O governo federal incinerou mais de R$ 108,4 milhões em vacinas, medicamentos e insumos de saúde ao longo de 2025. Desse montante, cerca de R$ 18,5 milhões, equivalente a 17,1% do total, ainda estavam dentro do prazo de validade no momento do descarte. As informações foram obtidas por meio da Lei de Acesso à Informação (LAI) e divulgadas pelo site Metrópoles.
Apesar de o valor ser inferior ao registrado em anos anteriores, o patamar atual segue acima do período anterior à pandemia de Covid-19. O Ministério da Saúde informou que a taxa de incineração correspondeu a 1,48% do estoque total em 2025 e que a meta estabelecida para este ano é reduzir o índice para 1%.

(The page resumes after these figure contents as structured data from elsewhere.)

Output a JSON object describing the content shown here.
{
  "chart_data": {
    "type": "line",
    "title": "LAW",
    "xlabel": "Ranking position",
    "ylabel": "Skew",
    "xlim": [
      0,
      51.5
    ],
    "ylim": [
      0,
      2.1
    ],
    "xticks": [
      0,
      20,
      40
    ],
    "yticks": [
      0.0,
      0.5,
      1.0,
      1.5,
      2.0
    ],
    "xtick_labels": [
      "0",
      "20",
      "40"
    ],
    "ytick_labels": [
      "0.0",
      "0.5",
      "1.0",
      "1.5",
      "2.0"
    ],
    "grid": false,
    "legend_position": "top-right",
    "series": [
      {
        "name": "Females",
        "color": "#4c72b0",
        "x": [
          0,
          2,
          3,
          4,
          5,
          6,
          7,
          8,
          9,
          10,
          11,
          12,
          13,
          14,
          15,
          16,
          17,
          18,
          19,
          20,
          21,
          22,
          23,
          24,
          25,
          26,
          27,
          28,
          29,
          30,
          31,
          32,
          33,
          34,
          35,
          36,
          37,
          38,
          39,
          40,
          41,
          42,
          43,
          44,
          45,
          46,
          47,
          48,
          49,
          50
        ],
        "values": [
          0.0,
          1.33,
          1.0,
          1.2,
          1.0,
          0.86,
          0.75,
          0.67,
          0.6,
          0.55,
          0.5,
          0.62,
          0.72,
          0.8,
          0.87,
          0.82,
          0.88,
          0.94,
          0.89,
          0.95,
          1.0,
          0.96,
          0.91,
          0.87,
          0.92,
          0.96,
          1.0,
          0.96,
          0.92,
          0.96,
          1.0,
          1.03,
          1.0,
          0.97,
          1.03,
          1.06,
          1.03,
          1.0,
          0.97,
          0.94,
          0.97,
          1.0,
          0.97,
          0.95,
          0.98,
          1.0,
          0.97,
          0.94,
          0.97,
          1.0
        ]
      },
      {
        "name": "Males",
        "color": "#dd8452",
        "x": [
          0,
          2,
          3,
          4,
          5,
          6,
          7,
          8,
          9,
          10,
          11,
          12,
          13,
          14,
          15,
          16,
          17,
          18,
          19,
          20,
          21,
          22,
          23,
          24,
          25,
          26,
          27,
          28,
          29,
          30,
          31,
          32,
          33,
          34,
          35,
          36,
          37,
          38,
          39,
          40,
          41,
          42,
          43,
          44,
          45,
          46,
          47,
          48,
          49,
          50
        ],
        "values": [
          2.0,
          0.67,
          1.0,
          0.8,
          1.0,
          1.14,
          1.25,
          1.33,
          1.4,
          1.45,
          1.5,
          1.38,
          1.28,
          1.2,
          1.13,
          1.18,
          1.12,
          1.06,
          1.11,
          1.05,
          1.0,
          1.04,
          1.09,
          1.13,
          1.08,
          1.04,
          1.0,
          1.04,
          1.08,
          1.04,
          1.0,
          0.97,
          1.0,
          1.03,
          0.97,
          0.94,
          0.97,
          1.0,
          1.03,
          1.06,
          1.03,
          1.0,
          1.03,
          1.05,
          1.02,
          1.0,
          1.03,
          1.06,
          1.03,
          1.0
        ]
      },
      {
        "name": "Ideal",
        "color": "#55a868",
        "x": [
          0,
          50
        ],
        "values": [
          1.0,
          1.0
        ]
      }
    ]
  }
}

Vacinas e medicamentos entre os itens descartados
Entre os produtos eliminados estão equipamentos e insumos adquiridos por decisões judiciais. Consta na lista uma bomba de infusão comprada por R$ 900 e dois kits completos para monitoramento de glicose, adquiridos por R$ 58,99 cada em julho de 2019. Segundo os dados, esses kits tinham validade prevista até dezembro de 2050.
Também foram descartados medicamentos de alto custo utilizados no tratamento de câncer, mesmo dentro do prazo de validade. É o caso do blinatumomabe, indicado para Leucemia Linfoblástica Aguda (LLA), com valor unitário de R$ 141.929,07, e do brentuximabe vedotina, empregado no combate a linfomas, ao custo de R$ 88.905,59 por unidade.
Vacinas contra a dengue, tratamentos voltados a doenças raras, imunizantes contra a Covid-19 e anestésicos amplamente utilizados durante o período pandêmico também aparecem entre os itens incinerados.
Justificativas apresentadas pelo ministério
Em nota, o Ministério da Saúde afirmou que produtos descartados por não conformidade técnica são substituídos ou ressarcidos conforme as cláusulas contratuais, e contestou a classificação dos casos como desperdício. A pasta, no entanto, não detalhou se houve ressarcimento específico para vacinas e itens adquiridos por judicialização que ainda estavam válidos.
De acordo com o ministério, diferentes fatores contribuem para o descarte, como oscilações na demanda, decisões judiciais suspensas, mudanças no quadro epidemiológico de doenças como malária, dengue, tuberculose e hanseníase, além de atualizações em protocolos clínicos e problemas de armazenamento ou transporte.
O órgão explicou ainda que situações como falecimento do autor de ação judicial, alteração de peso do paciente ou fornecimento do medicamento por outro ente federado podem resultar na devolução do produto ao centro de distribuição. Nessas circunstâncias, a reentrada pode impedir nova dispensação devido a prazo de validade, danos na embalagem ou inadequação na conservação térmica.
Valores acumulados e auditoria da CGU
Nos três primeiros anos do atual mandato, o total de itens incinerados alcança R$ 2 bilhões. O valor é 3,3 vezes superior ao montante registrado durante todo o governo anterior, quando foram descartados R$ 601,5 milhões.
O Ministério da Saúde revisou o dado referente a 2022, informando que o volume correto foi de R$ 457,7 milhões, e não R$ 460,7 milhões como divulgado anteriormente. O maior volume ocorreu em 2023, quando o descarte atingiu R$ 1,3 bilhão.
Após reportagens sobre o tema, a Controladoria-Geral da União (CGU) realizou auditoria e identificou fragilidades nos processos de aquisição e distribuição. O órgão apresentou recomendações com o objetivo de diminuir perdas. Segundo o ministério, todas as medidas apontadas já foram implementadas ou estão em fase final de execução.
Entre as ações citadas pelo governo estão o remanejamento de medicamentos entre programas e estados, doações a outros entes federados ou países, adoção de atas de registro de preços, acompanhamento de mudanças terapêuticas que impactam o consumo, previsão de substituições contratuais e aquisição com cronograma de entregas parceladas.